Unpaid Student Loans Cost Workers Jobs, Drivers’ Licenses

Student loans have an unexpected consequence if they go unpaid: Borrowers who default on their payments can lose their state-issued professional licenses.

That’s according to a news report in CNBC that found that in 19 states, government agencies can take away student loan borrowers’ licenses if they default on their debt. What’s more, in South Dakota, a borrower’s driver’s license can be suspended, which makes it close to impossible for them to get to work.
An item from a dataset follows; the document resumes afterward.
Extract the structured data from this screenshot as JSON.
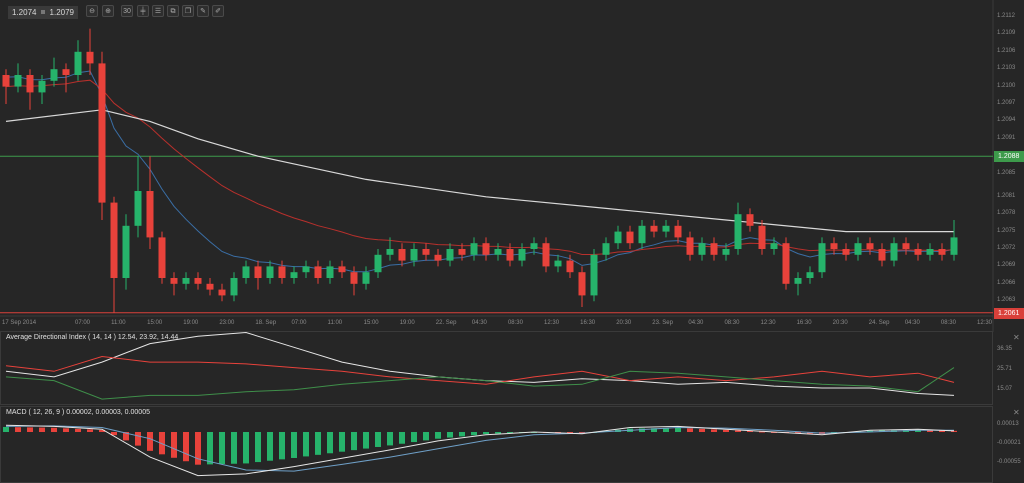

The moves on the part of states are due to increasing debt levels among student loan borrowers. As a result, they are taking more drastic steps to collect the money, including revoking state professional licenses. The report noted that the actions have impacted firefighters, nurses, teachers, lawyers, massage therapists, barbers, psychologists and real estate brokers. CNBC said it was hard to determine how many people lost their licenses, but public records reviewed by The New York Times named at least 8,700 cases in which occurred.

Student loan debt has been soaring for some years now, currently standing as the biggest source of householder debt, second only to mortgages. Defaults are high, with borrowers facing all sorts of actions as lenders try to get the unpaid money, including filing lawsuits, garnishing wages, putting liens on properties and seizing refunds from taxes.

According to CNBC, the state of Tennessee is one of the more aggressive states when it comes to taking away professional licenses because of unpaid student loans. From 2012 to 2017, officials reported greater than 5,400 individuals to professional license agencies because of unpaid debt. It’s not clear whether the people lost their licenses as a result.

“It’s an attention-getter,” said Peter Abernathy, chief aid and compliance officer for the Tennessee Student Assistance Corporation, a state-run commission that is responsible for enforcing the law. “They made a promise to the federal government that they would repay these funds. This is the last resort to get them back into payment.”